Distracted driving in Saskatchewan is an issue. If you don’t agree, you’re wrong. There are dozens of articles and statistics that prove it, so check the research and understand the problem (that’s the first step to recovery, right?)
Here are the facts:
- According to SGI Stats for 2016, distractions were a contributing factor in 925 collisions resulting in 1,205 injuries and 42 fatalities. That’s about 21% of casualty collisions in 2016.
- January 1, 2017, the law was improved to include holding and viewing an electronic device while driving as an offence, not just talking on the phone.
- From January 2016 to November 2016, 574 distracted driving charges were laid. During the same 11 month span in 2017, the number almost doubled to 1,087, according to a CBC article.
- November 2017 was historic, in the worst way, with 554 offences involving cell phones, according to CBC.
Distracted driving isn’t just about having your phone out. It’s eating your bagel, carpool karaoke, drinking coffee, watching Netflix, painting nails, applying makeup… COME ON. If all that is more important, get someone else to drive or plan your time a little better.

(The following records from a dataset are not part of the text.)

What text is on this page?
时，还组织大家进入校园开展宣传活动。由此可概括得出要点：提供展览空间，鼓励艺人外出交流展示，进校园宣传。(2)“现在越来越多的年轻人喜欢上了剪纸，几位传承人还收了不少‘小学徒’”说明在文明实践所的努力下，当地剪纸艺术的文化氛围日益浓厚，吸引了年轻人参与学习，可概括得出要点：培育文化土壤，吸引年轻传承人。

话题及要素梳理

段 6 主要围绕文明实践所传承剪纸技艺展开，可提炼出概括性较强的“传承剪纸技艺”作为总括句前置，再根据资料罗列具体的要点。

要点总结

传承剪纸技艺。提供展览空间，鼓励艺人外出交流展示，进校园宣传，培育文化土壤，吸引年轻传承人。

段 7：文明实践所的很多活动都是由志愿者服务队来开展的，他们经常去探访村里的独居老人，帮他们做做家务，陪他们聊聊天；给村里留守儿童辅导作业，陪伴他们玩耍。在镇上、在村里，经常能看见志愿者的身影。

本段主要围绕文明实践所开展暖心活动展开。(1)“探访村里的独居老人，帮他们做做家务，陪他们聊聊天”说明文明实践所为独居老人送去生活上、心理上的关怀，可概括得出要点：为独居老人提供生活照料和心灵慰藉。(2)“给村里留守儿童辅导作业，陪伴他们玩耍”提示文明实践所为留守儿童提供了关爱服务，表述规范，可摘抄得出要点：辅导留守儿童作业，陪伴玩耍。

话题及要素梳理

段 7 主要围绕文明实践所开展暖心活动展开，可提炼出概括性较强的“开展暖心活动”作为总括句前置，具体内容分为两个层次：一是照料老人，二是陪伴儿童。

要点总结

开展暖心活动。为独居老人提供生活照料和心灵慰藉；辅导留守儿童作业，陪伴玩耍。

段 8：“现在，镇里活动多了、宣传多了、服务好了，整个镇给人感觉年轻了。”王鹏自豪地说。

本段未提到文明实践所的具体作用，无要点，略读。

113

If you have kids in the car, they’re distracting too. Either they’re talking to you, to themselves, to each other (if they’re not yelling at each other), throwing yogurt (true story), or throwing punches. Talk to your kids about safe driving and model being a good passenger. If there’s no talking to them, find a way to keep them content: colouring book or activities, quiet games, individual music players and headphones… It’s worth it.
Pay Attention, Not Fines
There is no excuse for using your phone while driving. Think of one good reason why you need to use your phone behind the wheel. Go ahead. I’ll wait.
I didn’t think so.
The fine for distracted driving starts at $280. I don’t know about you, but I’d rather buy something nice for myself with that money rather than handing it for a fine.
I know what you’re thinking: “don’t get caught”. No, how about this? Don’t do it. The text/tweet/message/snap/whatever can wait. You’re already stretching yourself pretty thin with steering, braking, accelerating, shoulder-checking, mirror-checking, listening to tunes, signalling to get over, watching for pedestrians… The list can go on. What I’m trying to say is that driving is distracting all on its own. There’s so much going on that having your phone out is a terrible idea. So just don’t.
Let’s Do Better!
- Put your phone out of sight while you’re behind the wheel. You’ll be less tempted to reach for it when it goes off.

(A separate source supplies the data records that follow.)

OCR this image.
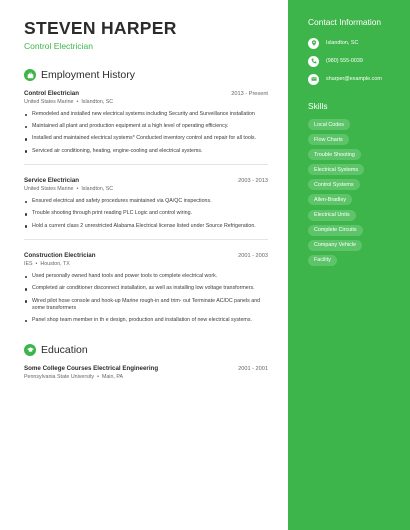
STEVEN HARPER
Control Electrician
Employment History
Control Electrician	2013 - Present
United States Marine • Islandton, SC
Remodeled and installed new electrical systems including Security and Surveillance installation
Maintained all plant and production equipment at a high level of operating efficiency.
Installed and maintained electrical systems* Conducted inventory control and repair for all tools.
Serviced air conditioning, heating, engine-cooling and electrical systems.
Service Electrician	2003 - 2013
United States Marine • Islandton, SC
Ensured electrical and safety procedures maintained via QA/QC inspections.
Trouble shooting through print reading PLC Logic and control wiring.
Hold a current class 2 unrestricted Alabama Electrical license listed under Source Refrigeration.
Construction Electrician	2001 - 2003
IES • Houston, TX
Used personally owned hand tools and power tools to complete electrical work.
Completed air conditioner disconnect installation, as well as installing low voltage transformers.
Wired pilot hose console and hook-up Marine rough-in and trim- out Terminate AC/DC panels and some transformers
Panel shop team member in th e design, production and installation of new electrical systems.
Education
Some College Courses Electrical Engineering	2001 - 2001
Pennsylvania State University • Main, PA
Contact Information
Islandton, SC
(980) 555-0039
sharper@example.com
Skills
Local Codes
Flow Charts
Trouble Shooting
Electrical Systems
Control Systems
Allen-Bradley
Electrical Units
Complete Circuits
Company Vehicle
Facility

- If “music” is your excuse, take the time before you leave to set a playlist so your T. Swift jams can play shamelessly throughout the drive.
- If you have an iPhone, there’s a handy little setting to turn off notifications while you’re in motion.

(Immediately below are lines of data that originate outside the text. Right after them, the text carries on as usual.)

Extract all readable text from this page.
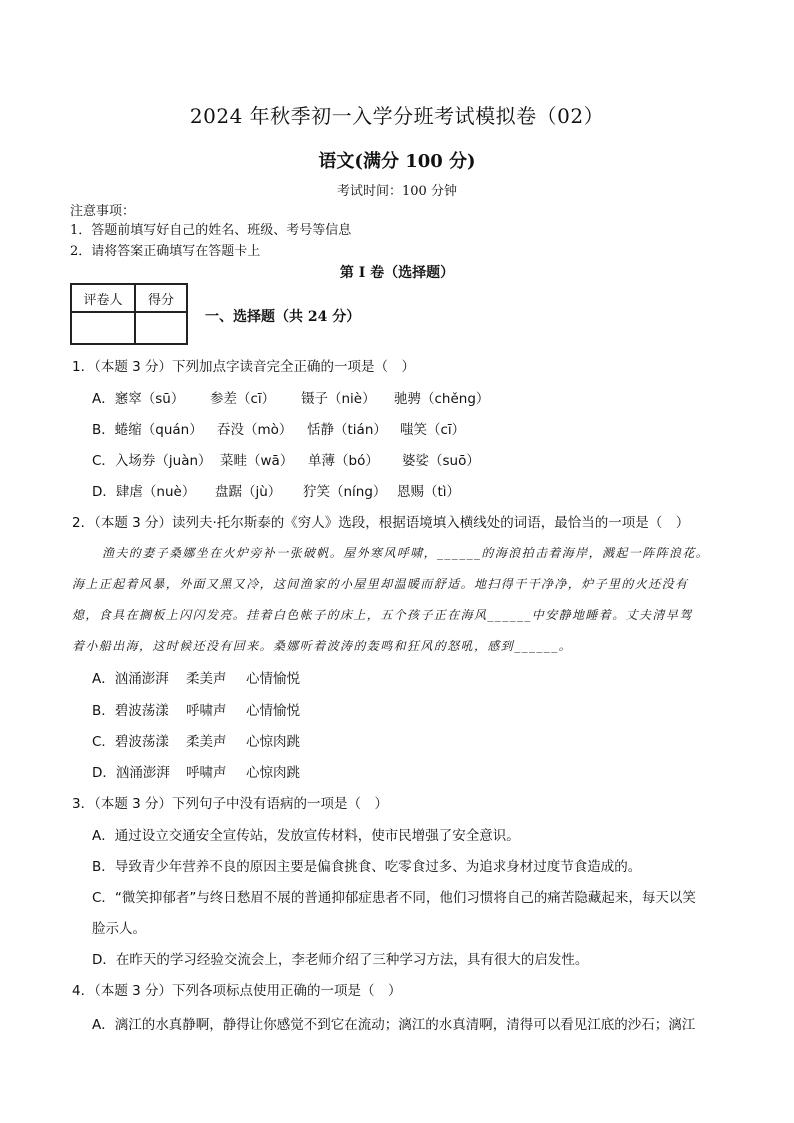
2024 年秋季初一入学分班考试模拟卷（02）
语文(满分 100 分)
考试时间：100 分钟
注意事项：
1．答题前填写好自己的姓名、班级、考号等信息
2．请将答案正确填写在答题卡上
第 I 卷（选择题）
评卷人	得分

一、选择题（共 24 分）
1．（本题 3 分）下列加点字读音完全正确的一项是（　）
A．窸窣（sū） 参差（cī） 镊子（niè） 驰骋（chěng）
B．蜷缩（quán） 吞没（mò） 恬静（tián） 嗤笑（cī）
C．入场券（juàn） 菜畦（wā） 单薄（bó） 婆娑（suō）
D．肆虐（nuè） 盘踞（jù） 狞笑（níng） 恩赐（tì）
2．（本题 3 分）读列夫·托尔斯泰的《穷人》选段，根据语境填入横线处的词语，最恰当的一项是（　）
渔夫的妻子桑娜坐在火炉旁补一张破帆。屋外寒风呼啸，______的海浪拍击着海岸，溅起一阵阵浪花。
海上正起着风暴，外面又黑又冷，这间渔家的小屋里却温暖而舒适。地扫得干干净净，炉子里的火还没有
熄，食具在搁板上闪闪发亮。挂着白色帐子的床上，五个孩子正在海风______中安静地睡着。丈夫清早驾
着小船出海，这时候还没有回来。桑娜听着波涛的轰鸣和狂风的怒吼，感到______。
A．汹涌澎湃 柔美声 心情愉悦
B．碧波荡漾 呼啸声 心情愉悦
C．碧波荡漾 柔美声 心惊肉跳
D．汹涌澎湃 呼啸声 心惊肉跳
3．（本题 3 分）下列句子中没有语病的一项是（　）
A．通过设立交通安全宣传站，发放宣传材料，使市民增强了安全意识。
B．导致青少年营养不良的原因主要是偏食挑食、吃零食过多、为追求身材过度节食造成的。
C．“微笑抑郁者”与终日愁眉不展的普通抑郁症患者不同，他们习惯将自己的痛苦隐藏起来，每天以笑
脸示人。
D．在昨天的学习经验交流会上，李老师介绍了三种学习方法，具有很大的启发性。
4．（本题 3 分）下列各项标点使用正确的一项是（　）
A．漓江的水真静啊，静得让你感觉不到它在流动；漓江的水真清啊，清得可以看见江底的沙石；漓江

- If you’re constantly “getting ready” in the car, wake up 10 minutes earlier.
- Directions can be loaded onto your device before you leave for your destination. In fact, many in-vehicle navigation systems will not let you fiddle with it while in motion, so it’s a good idea to just figure it out before you go.
- Use voice commands instead. Many new vehicles include voice commands, almost all of them have Bluetooth technology. Use that if it’s really necessary to answer the phone or reply to a message.
- Pull over to the RIGHT to answer the phone (without Bluetooth or a headset). Pulling over when it’s safe will reduce distractions while driving and allow other drivers to go around you.